Green run with retry and timing clues
A UI suite eventually passes every case but includes a <rerunFailure> marker on checkout retries payment. If another passing testcase has time="0.80" and Slow test cutoff is 500 ms, Failure Triage can list one flaky pass and one slow pass. The gate may pass, but the cases still deserve follow-up.
Truncated XML from a failed artifact upload
A copied report that ends before the closing </testsuite> tag returns a JUnit XML parse failed warning instead of partial confidence. Re-export the artifact, paste the full XML, and confirm Suite Health shows the expected suites before reading the pass rate.
FAQ:
Does a high pass rate always mean the gate passes?
No. The gate also requires zero failures and zero errors. A 99.9% pass rate still fails when any testcase has a <failure> or <error> child.
Can it read pytest, Maven, Gradle, Jest, Jenkins, or GitLab reports?
Yes, when the artifact is JUnit-style XML with <testsuite> or <testcase> elements. Producer-specific extras are ignored unless they match the outcome or retry markers used by the analyzer.
Why are skipped tests not counted as passed?
Skipped cases did not complete as ordinary pass/fail assertions. They reduce the passed count, remain visible in Suite Health, and can appear in Failure Triage when they need review.
Why did the source parse with no useful rows?
The pasted text may be a console log, an HTML report, or XML without <testsuite> or <testcase> entries. Use the actual JUnit XML artifact from the CI job.
Does a missing retry signal mean the test is stable?
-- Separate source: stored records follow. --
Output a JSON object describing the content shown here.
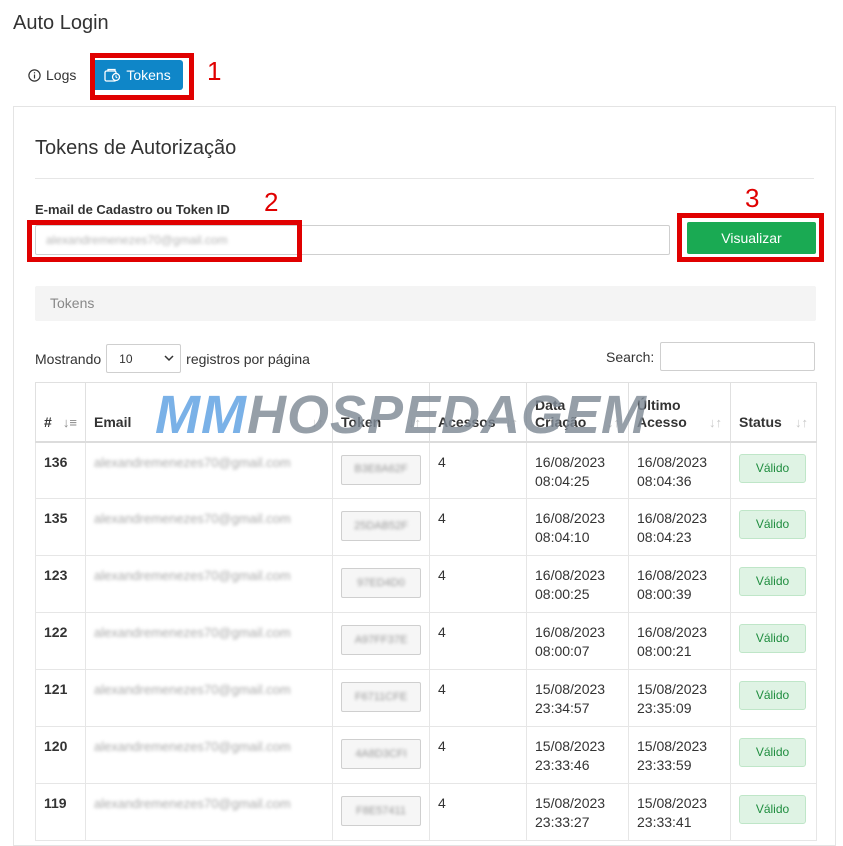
{
  "page": {
    "title": "Auto Login"
  },
  "tabs": [
    {
      "label": "Logs",
      "icon": "info-icon"
    },
    {
      "label": "Tokens",
      "icon": "tokens-icon",
      "active": true
    }
  ],
  "annotations": [
    "1",
    "2",
    "3"
  ],
  "card": {
    "title": "Tokens de Autorização",
    "field_label": "E-mail de Cadastro ou Token ID",
    "field_value": "alexandremenezes70@gmail.com",
    "view_button": "Visualizar",
    "panel_title": "Tokens"
  },
  "table_controls": {
    "show_prefix": "Mostrando",
    "page_size": "10",
    "show_suffix": "registros por página",
    "search_label": "Search:"
  },
  "table": {
    "columns": [
      "#",
      "Email",
      "Token",
      "Acessos",
      "Data Criação",
      "Último Acesso",
      "Status"
    ],
    "rows": [
      {
        "id": "136",
        "email": "alexandremenezes70@gmail.com",
        "token": "B3E8A62F",
        "acessos": "4",
        "criado_data": "16/08/2023",
        "criado_hora": "08:04:25",
        "ultimo_data": "16/08/2023",
        "ultimo_hora": "08:04:36",
        "status": "Válido"
      },
      {
        "id": "135",
        "email": "alexandremenezes70@gmail.com",
        "token": "25DAB52F",
        "acessos": "4",
        "criado_data": "16/08/2023",
        "criado_hora": "08:04:10",
        "ultimo_data": "16/08/2023",
        "ultimo_hora": "08:04:23",
        "status": "Válido"
      },
      {
        "id": "123",
        "email": "alexandremenezes70@gmail.com",
        "token": "97ED4D0",
        "acessos": "4",
        "criado_data": "16/08/2023",
        "criado_hora": "08:00:25",
        "ultimo_data": "16/08/2023",
        "ultimo_hora": "08:00:39",
        "status": "Válido"
      },
      {
        "id": "122",
        "email": "alexandremenezes70@gmail.com",
        "token": "A97FF37E",
        "acessos": "4",
        "criado_data": "16/08/2023",
        "criado_hora": "08:00:07",
        "ultimo_data": "16/08/2023",
        "ultimo_hora": "08:00:21",
        "status": "Válido"
      },
      {
        "id": "121",
        "email": "alexandremenezes70@gmail.com",
        "token": "F6711CFE",
        "acessos": "4",
        "criado_data": "15/08/2023",
        "criado_hora": "23:34:57",
        "ultimo_data": "15/08/2023",
        "ultimo_hora": "23:35:09",
        "status": "Válido"
      },
      {
        "id": "120",
        "email": "alexandremenezes70@gmail.com",
        "token": "4A8D3CFI",
        "acessos": "4",
        "criado_data": "15/08/2023",
        "criado_hora": "23:33:46",
        "ultimo_data": "15/08/2023",
        "ultimo_hora": "23:33:59",
        "status": "Válido"
      },
      {
        "id": "119",
        "email": "alexandremenezes70@gmail.com",
        "token": "F8E57411",
        "acessos": "4",
        "criado_data": "15/08/2023",
        "criado_hora": "23:33:27",
        "ultimo_data": "15/08/2023",
        "ultimo_hora": "23:33:41",
        "status": "Válido"
      }
    ]
  },
  "watermark": {
    "part1": "MM",
    "part2": "HOSPEDAGEM"
  },
  "colors": {
    "accent": "#0f86c8",
    "primary_button": "#1aaa53",
    "highlight": "#e00000",
    "badge_bg": "#dff3e4",
    "badge_text": "#1f8d3f"
  }
}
No. Retry markers depend on the test runner and CI adapter. Treat retry counts and flaky-term matches as useful clues when present, then confirm stability with recent run history.
Glossary:
- JUnit XML
- A common XML report shape used by many test frameworks and CI systems to exchange unit-test results.
- Test suite
- A named group of test cases, usually represented by a
<testsuite>element. - Test case
- An individual recorded test result, usually represented by a
<testcase>element. - Failure
- An assertion-style result where the test ran and the expected condition did not hold.
- Error
- An execution problem such as setup, fixture, environment, teardown, or uncaught-exception trouble.
- Retry signal
- A rerun or flaky marker in the XML, or configured text that suggests the case needed more than one attempt.
- Slow test
- A passing testcase whose reported duration meets or exceeds the selected slow-test cutoff.
References:
- Surefire XML Report Schema, Apache Maven Project, 2026-05-28.
- JUnit plugin, Jenkins.
- JUnit Plugin Pipeline steps, Jenkins.
- Unit test reports, GitLab Docs.
- Creating JUnitXML format files, pytest documentation.
- Maven Surefire Plugin, Apache Maven Project.